夜明けから夜まで 第八十六話
耳で聴くことはできないがこころに直接響きわたるその歌は、ひとがかつて原始の森で獰猛な捕食者から逃れるため隠れすんでいた時代の恐怖を呼び覚ます。
わたしは、謁見の間に現れた王の顔をして店の中を見渡した。
店にいるおとこたちは、頭を垂れ恐怖に震えわたしから目を逸らす。
おそらく彼らには、わたしの黄金色に輝く瞳は星が死に瀬したその瞬間に放つ光を宿しているように、見えただろう。
誰もひとことも発することはなく、身動きすらしなかった。
しかしわたしは既に、そうしたこと全てに興味を失っている。
わたしが求めるのはただひとつ、わたしの探索から逃れていった得体のしれぬ存在だ。
そしてわたしは、見出した。
その瞬間、わたしは興奮で身体を震わす。
酒場の片隅に、一ヶ所闇が濃くなっている場所があった。
そこを凝視することで、闇の中からひとりの老いたおとこが浮かびあがってくる。
その姿は日没後の残照に溶け込んでいる人影を見るように、幻想的で朧気であった。
わたしは、その老いたおとこの前に立つ。
夜の眷属たるわたしの瞳は、おとこの姿を闇から炙り出す。
その姿は、次第にリアルなものへとなっていく。
おとこは襟にボアがついた革のジャケットを、東洋風に見える漆黒の長衣の上に纏っている。
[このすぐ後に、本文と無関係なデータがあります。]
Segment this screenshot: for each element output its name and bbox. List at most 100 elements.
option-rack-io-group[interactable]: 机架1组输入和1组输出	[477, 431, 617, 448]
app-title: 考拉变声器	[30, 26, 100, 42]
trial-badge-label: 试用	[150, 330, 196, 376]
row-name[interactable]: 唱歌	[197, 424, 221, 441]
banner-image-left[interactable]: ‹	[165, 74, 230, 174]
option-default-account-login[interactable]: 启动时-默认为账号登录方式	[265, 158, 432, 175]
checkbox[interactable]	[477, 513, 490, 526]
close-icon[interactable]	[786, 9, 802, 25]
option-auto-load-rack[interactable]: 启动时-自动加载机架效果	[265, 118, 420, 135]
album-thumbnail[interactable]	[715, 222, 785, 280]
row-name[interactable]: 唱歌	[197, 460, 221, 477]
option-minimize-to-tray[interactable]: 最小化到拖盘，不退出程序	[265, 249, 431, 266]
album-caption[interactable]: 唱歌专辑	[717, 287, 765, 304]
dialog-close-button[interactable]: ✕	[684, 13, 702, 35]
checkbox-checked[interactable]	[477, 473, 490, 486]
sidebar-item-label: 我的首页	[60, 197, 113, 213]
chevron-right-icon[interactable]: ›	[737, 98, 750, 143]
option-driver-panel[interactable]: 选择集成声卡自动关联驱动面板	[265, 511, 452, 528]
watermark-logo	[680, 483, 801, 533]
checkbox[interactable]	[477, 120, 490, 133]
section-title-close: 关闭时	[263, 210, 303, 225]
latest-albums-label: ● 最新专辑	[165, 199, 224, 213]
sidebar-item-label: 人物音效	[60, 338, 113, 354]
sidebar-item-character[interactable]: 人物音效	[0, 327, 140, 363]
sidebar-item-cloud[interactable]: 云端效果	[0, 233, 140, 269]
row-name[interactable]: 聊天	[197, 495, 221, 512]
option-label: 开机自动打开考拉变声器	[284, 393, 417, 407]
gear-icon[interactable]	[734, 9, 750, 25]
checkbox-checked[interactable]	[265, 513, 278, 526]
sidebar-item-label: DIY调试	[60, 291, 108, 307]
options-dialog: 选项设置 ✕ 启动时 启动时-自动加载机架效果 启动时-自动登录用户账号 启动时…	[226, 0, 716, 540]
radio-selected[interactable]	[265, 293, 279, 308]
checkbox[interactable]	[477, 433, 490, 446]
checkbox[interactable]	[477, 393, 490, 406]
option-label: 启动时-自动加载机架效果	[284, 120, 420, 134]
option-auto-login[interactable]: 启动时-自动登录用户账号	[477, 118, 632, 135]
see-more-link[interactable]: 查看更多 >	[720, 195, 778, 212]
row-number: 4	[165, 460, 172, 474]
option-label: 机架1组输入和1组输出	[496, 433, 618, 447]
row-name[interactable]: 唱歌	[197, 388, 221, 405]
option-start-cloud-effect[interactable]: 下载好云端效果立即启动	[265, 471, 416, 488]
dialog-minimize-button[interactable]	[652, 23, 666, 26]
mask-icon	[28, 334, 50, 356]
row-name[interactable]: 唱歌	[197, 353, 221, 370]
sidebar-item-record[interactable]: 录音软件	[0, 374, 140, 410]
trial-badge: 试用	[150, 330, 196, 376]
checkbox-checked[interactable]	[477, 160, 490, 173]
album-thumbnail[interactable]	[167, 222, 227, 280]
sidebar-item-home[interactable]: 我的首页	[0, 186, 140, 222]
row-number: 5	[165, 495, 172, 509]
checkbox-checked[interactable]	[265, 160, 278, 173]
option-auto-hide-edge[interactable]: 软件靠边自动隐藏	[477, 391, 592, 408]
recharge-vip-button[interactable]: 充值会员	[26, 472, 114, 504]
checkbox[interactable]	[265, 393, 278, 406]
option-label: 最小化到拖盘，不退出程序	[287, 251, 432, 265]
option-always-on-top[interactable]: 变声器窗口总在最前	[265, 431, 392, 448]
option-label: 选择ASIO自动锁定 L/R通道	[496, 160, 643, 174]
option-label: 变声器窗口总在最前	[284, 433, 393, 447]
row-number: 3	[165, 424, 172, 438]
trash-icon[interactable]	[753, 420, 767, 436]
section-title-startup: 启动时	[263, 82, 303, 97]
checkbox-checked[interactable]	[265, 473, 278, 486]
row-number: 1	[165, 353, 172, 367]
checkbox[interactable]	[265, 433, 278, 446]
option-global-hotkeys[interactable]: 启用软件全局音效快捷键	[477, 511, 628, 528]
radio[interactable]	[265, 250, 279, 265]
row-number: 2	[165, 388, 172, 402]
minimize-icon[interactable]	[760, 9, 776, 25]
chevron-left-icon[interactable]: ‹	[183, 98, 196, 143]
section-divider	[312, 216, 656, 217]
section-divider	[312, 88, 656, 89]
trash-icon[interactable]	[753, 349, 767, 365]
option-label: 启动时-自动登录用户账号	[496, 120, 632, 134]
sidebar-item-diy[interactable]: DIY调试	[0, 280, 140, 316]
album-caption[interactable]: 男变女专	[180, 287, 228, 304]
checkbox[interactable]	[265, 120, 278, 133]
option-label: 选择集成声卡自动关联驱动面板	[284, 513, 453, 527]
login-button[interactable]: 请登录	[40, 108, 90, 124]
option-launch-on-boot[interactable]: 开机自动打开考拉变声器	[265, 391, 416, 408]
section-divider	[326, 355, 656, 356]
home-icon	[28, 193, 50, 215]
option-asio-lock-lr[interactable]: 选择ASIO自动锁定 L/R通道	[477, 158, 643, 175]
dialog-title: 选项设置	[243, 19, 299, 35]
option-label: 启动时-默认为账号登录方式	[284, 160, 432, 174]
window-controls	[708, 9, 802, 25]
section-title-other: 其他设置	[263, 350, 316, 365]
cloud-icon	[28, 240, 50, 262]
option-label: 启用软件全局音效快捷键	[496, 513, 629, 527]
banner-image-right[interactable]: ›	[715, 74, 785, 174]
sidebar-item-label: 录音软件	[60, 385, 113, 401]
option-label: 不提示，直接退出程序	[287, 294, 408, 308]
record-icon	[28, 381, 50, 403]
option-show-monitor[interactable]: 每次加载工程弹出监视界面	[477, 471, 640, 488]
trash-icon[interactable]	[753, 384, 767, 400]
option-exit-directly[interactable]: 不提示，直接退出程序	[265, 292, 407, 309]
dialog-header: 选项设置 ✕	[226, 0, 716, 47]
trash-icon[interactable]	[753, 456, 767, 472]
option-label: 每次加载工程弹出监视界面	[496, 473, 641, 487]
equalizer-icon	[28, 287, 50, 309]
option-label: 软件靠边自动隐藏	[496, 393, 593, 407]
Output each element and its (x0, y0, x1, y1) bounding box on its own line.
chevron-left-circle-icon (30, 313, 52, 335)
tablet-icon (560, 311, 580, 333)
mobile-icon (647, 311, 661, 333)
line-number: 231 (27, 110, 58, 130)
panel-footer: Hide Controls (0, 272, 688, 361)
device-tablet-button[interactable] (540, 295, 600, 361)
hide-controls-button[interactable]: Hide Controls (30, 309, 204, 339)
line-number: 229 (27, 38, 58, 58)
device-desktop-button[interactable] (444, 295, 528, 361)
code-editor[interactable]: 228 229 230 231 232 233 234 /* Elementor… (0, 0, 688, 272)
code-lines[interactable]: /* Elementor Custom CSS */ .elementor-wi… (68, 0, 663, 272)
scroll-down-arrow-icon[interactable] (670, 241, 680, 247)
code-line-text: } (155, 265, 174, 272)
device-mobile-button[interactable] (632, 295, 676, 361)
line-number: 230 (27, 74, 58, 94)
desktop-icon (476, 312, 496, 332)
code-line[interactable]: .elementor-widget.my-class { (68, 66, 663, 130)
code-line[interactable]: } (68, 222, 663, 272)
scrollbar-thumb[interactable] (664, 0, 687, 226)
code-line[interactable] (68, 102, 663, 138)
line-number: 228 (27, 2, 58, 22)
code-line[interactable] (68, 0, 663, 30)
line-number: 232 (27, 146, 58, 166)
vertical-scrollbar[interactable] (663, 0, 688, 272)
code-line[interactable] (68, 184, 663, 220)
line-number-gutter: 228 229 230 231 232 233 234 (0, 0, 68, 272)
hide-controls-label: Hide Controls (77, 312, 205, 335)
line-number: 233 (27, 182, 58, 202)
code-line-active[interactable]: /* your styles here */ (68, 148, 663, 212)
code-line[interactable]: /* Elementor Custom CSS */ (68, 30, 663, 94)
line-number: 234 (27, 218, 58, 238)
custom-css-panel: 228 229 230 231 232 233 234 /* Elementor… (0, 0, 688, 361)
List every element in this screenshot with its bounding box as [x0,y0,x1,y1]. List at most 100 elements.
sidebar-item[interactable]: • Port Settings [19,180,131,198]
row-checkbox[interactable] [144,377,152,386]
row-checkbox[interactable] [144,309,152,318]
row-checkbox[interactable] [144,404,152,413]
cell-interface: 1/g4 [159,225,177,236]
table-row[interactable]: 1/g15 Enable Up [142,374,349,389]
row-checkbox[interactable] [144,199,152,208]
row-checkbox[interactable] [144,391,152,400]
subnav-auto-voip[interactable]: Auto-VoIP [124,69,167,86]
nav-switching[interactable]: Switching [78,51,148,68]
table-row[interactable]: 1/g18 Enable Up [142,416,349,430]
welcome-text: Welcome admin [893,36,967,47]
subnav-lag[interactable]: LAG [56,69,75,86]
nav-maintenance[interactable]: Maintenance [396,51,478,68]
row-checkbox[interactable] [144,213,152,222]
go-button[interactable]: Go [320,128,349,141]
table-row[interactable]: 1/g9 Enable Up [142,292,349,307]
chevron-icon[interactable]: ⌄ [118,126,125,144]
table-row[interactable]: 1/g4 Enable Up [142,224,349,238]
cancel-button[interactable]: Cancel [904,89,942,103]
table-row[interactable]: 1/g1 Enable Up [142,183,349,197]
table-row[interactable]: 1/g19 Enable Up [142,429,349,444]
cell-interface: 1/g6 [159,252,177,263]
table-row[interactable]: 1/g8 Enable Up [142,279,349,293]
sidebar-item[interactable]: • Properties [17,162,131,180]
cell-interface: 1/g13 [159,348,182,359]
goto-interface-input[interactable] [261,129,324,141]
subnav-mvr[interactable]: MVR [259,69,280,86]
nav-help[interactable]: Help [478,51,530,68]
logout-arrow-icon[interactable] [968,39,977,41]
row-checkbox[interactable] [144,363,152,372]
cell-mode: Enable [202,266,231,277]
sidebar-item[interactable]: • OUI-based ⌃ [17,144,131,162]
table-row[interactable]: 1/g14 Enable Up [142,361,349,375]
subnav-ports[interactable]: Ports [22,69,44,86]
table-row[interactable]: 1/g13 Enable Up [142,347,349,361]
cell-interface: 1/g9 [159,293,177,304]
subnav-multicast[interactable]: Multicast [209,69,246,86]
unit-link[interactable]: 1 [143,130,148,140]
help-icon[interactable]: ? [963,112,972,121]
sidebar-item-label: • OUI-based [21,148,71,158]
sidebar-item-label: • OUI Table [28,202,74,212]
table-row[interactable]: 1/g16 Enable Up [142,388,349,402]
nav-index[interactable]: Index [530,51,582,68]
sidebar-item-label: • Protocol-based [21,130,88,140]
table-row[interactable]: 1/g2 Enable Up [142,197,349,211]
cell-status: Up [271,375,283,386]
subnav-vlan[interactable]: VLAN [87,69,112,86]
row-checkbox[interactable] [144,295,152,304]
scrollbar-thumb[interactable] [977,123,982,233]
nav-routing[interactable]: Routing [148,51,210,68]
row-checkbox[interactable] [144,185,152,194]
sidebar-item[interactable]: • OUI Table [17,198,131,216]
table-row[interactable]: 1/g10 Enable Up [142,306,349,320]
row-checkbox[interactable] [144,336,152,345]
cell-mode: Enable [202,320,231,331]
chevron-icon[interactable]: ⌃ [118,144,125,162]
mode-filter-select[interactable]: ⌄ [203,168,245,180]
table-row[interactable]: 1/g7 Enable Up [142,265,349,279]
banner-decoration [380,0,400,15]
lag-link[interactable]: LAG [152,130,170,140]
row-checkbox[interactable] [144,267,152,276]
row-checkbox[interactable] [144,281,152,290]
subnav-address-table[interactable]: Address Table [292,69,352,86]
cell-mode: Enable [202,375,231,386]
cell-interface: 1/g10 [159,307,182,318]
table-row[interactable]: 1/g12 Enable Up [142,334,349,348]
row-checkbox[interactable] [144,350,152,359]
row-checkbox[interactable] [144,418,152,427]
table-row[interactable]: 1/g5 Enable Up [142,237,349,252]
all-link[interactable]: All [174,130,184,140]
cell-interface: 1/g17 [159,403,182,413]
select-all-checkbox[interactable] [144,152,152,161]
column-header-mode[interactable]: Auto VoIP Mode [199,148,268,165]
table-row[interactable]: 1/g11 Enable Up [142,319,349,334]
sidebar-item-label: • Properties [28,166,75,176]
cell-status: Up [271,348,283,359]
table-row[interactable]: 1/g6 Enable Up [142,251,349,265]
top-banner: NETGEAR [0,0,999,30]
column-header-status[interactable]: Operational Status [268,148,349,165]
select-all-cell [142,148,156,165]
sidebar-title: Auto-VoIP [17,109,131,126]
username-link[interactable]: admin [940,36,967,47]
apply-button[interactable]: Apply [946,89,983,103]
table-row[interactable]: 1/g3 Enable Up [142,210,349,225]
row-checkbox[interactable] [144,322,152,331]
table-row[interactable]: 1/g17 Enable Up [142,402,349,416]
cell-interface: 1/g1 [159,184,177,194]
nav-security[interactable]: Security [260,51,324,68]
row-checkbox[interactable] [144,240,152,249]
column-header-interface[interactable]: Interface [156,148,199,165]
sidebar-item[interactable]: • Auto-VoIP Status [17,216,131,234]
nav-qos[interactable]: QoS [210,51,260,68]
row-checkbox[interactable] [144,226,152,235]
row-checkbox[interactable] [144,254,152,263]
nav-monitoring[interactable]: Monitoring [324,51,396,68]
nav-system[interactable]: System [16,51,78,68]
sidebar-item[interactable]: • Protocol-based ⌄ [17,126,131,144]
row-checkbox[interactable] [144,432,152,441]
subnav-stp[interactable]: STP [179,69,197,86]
足には、見慣れぬ布で出来たブーツを履いているようだ。
一振りの長剣を小脇に抱え込み、琥珀色の酒が入ったグラスを手にしていた。
わたしはそのおとこの顔を見て、ぞくりとする。
おとこは何の特徴もない、のっぺりとした顔だ。
幾つもの皺は刻み込まれており、頭の髪は灰色になっていたがゆえ老人と知れるが、しかし老人らしい枯れた感じは無い。
とはいえ、おとこに若者が持つ覇気があるわけでもなかった。
新宿の病院で出会った老人ブラックソウルは全てを出し切ったようなおとこであったが、この老いたおとこは違う。
底があるのかどうかすら、判らない。
欲望や憎悪といった感情は感じられないが、こころ穏やかだとは全く思えない。
邪悪さは感じられないが、かといって安心して側にいることなど到底できそうになかった。
老いたおとこからはひりつくような居心地の悪さ、得体の知れぬ不気味さが涌きだしてくるようだ。
わたしは、驚愕する。
こいつが、我らに喰われるだけのひとという家畜であるのかと。
なぜこいつは家畜なのに、夜の眷属たるこのわたしを不安にするのか。
おとこは、唐突に口を開く。
「おれも、老いたものだな」
そして笑うように、口を歪めた。
「こんな小娘に、隠形の術を破られるとは」
わたしは、思わず苦笑する。
「夜の眷属が検知できぬほどに気配を断っておいて、よく言う」
おとこは、口を歪めたままわたしを見る。
「なるほど、おまえは魔であるか」
その瞬間、わたしは氷の針に貫かれた感覚に、身をふるわせた。
老いたおとこは、一瞬こころの中でわたしを斬れるか試してみたらしい。
殺気ともいえないような、鋭利な気がわたしの身体を走り抜けている。
そして、興味を失ったようにおとこは目を伏せた。
つまり、わたしは斬れると判断し、放置していいという結論に達したようだ。